As with all scenarios involving Vinnie Paul, there were also a few “Don’t try this at home” moments during the HellYeah sessions, like the night Maxwell got hammered at Abbott’s strip club, the Clubhouse, and attempted to drive back to Vinnie’s place, where they were staying. “We tried to do a U-turn and went right over the median,” says Maxwell. “We got so fucking lost. Finally, we saw a hotel and pulled over and called a cab.”

And what expedition to Dime’s would be complete without the mishandling of pyro? “Dude, Greg lit a smoke bomb in my hoodie in Dime’s kitchen,” says Gray. “I was standing there drinking a beer, and suddenly I smelled this shit and I turned around, and it looked like someone lit a campfire of blue smoke on my head.”

“I think it was just the fact that I was in Dime’s house, and it just reminded me of the whole Pantera thing with all the fireworks,” sheepishly retorts Tribbett.

“I think it has more to do with [Dime’s widow] Rita Haney handing you the smoke bomb and the lighter,” laughs Gray.

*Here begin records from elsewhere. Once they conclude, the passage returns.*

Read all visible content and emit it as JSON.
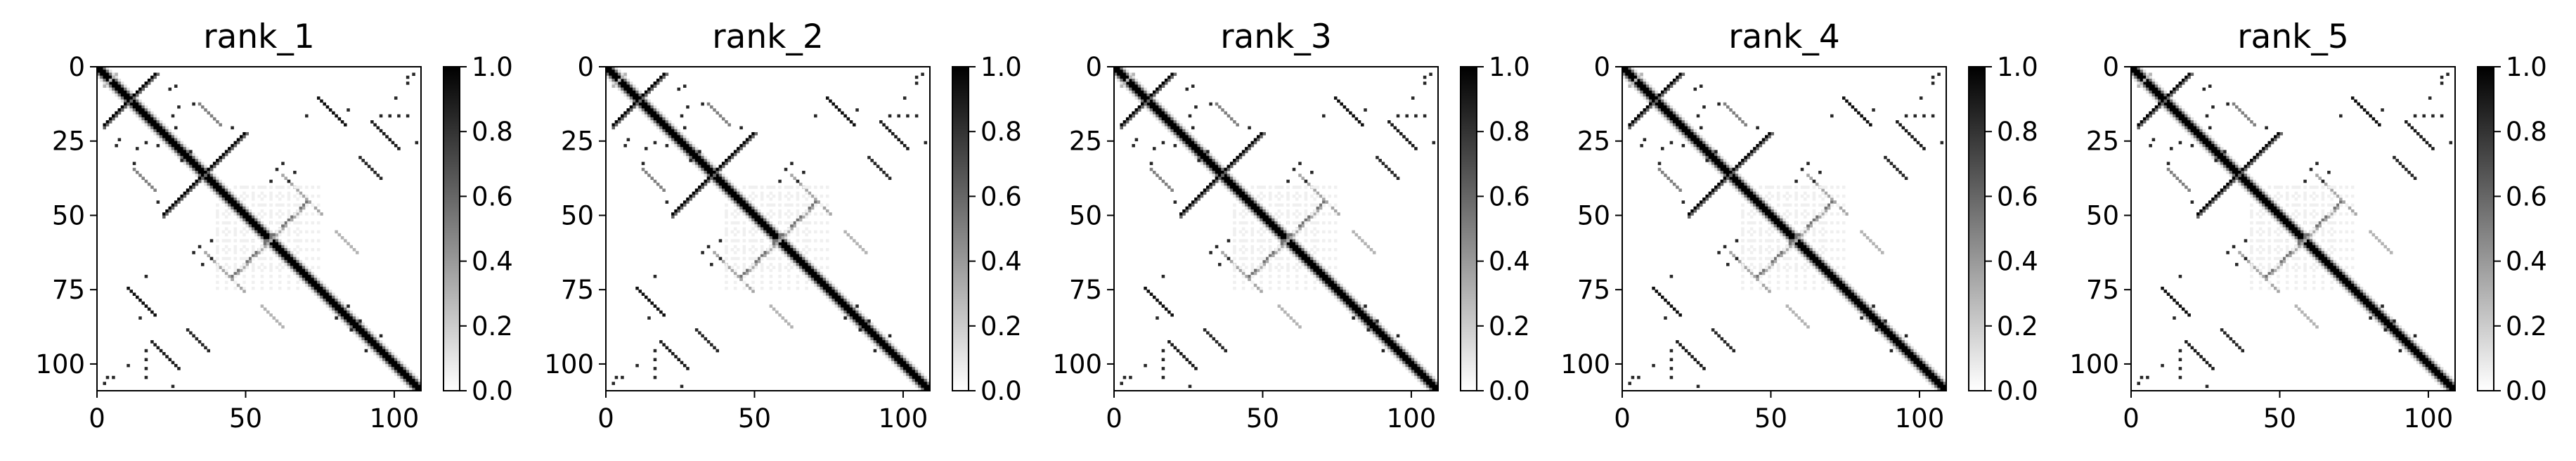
{
  "chart_data": [
    {
      "type": "heatmap",
      "title": "rank_1",
      "xlim": [
        0,
        109
      ],
      "ylim": [
        109,
        0
      ],
      "x_ticks": [
        0,
        50,
        100
      ],
      "y_ticks": [
        0,
        25,
        50,
        75,
        100
      ],
      "colorbar": {
        "range": [
          0.0,
          1.0
        ],
        "ticks": [
          "0.0",
          "0.2",
          "0.4",
          "0.6",
          "0.8",
          "1.0"
        ]
      }
    },
    {
      "type": "heatmap",
      "title": "rank_2",
      "xlim": [
        0,
        109
      ],
      "ylim": [
        109,
        0
      ],
      "x_ticks": [
        0,
        50,
        100
      ],
      "y_ticks": [
        0,
        25,
        50,
        75,
        100
      ],
      "colorbar": {
        "range": [
          0.0,
          1.0
        ],
        "ticks": [
          "0.0",
          "0.2",
          "0.4",
          "0.6",
          "0.8",
          "1.0"
        ]
      }
    },
    {
      "type": "heatmap",
      "title": "rank_3",
      "xlim": [
        0,
        109
      ],
      "ylim": [
        109,
        0
      ],
      "x_ticks": [
        0,
        50,
        100
      ],
      "y_ticks": [
        0,
        25,
        50,
        75,
        100
      ],
      "colorbar": {
        "range": [
          0.0,
          1.0
        ],
        "ticks": [
          "0.0",
          "0.2",
          "0.4",
          "0.6",
          "0.8",
          "1.0"
        ]
      }
    },
    {
      "type": "heatmap",
      "title": "rank_4",
      "xlim": [
        0,
        109
      ],
      "ylim": [
        109,
        0
      ],
      "x_ticks": [
        0,
        50,
        100
      ],
      "y_ticks": [
        0,
        25,
        50,
        75,
        100
      ],
      "colorbar": {
        "range": [
          0.0,
          1.0
        ],
        "ticks": [
          "0.0",
          "0.2",
          "0.4",
          "0.6",
          "0.8",
          "1.0"
        ]
      }
    },
    {
      "type": "heatmap",
      "title": "rank_5",
      "xlim": [
        0,
        109
      ],
      "ylim": [
        109,
        0
      ],
      "x_ticks": [
        0,
        50,
        100
      ],
      "y_ticks": [
        0,
        25,
        50,
        75,
        100
      ],
      "colorbar": {
        "range": [
          0.0,
          1.0
        ],
        "ticks": [
          "0.0",
          "0.2",
          "0.4",
          "0.6",
          "0.8",
          "1.0"
        ]
      }
    }
  ],
  "colors": {
    "high": "#000000",
    "low": "#ffffff"
  },
  "colormap": "Greys"
}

For Gray, the rollicking vibe of HellYeah was a welcome change of pace from the more serious Mudvayne, who are currently working on their fourth full-length. In that group, Gray writes around conceptual themes and agonizes over every syllable. With HellYeah, he just popped open his laptop and started typing whatever was on his mind. “I didn’t worry about lyrical content because it didn’t matter,” Gray explains. “I just thought, Let’s create something different that’s not so goddamn intense.”

Just because Gray didn’t agonize over the lyrics doesn’t mean he had nothing to say. “You Wouldn’t Know” is about the difficulty of maintaining one’s integrity in the profit-obsessed music industry, and “Thank You” is a shout-out to all of the band’s recently departed family members: Dime, Maxwell’s mother, and Gray’s grandmother. “It’s a very emotional track for anyone who’s been through a crazy loss,” Gray says. “Dime was brutally murdered. I watched my grandmother, who was this thriving, full-of-life soul, get whittled down to nothing because of cancer. I just felt we owed a big thank you to all of them.”

“It was very powerful,” says Abbott of the first time he heard the completed song. “It made me think of how much my brother had done for me and how much we had done together and how much I miss him and how important it is for me and everyone to know we love him and appreciate him.”

While HellYeah made plenty of noise in the studio and at the Clubhouse, the band’s activities were kept under wraps like classified military secrets. If it weren’t for a stray comment made by Nothingface singer Matt Holt to a member of the press, practically no one would have known of the band’s existence.

“If we had come right out of the chute and said the five of us were getting together, everybody would have these preconceived notions of what it would be about, and all of a sudden there would be this pressure on us to fulfill what people expect,” Abbott says of the decision to keep HellYeah under the radar. “So we just did it on our own, and that way we could do what we wanted with it. And the more we got into it, the stronger we all felt about it. We all think we’ve made a great record, something that’s really going to leave a mark in music this year.”

Not to take anything away from the rest of the band, but it’s hard to imagine HELLYEAH being as powerful without Abbott. In addition to playing his ass off, the drummer coproduced the album, reshaping many of the arrangements in the process. And the group has been equally important to Abbott, serving as a major step on his road to recovery. “One of the coolest things that happened to me when we were working on this record,” recalls Montano, “was when we were in the Clubhouse drinking and Vinnie leaned over to me and said, ‘Hey, man, thanks for getting me to play drums again.’ To be given credit for something like that was unbelievable.”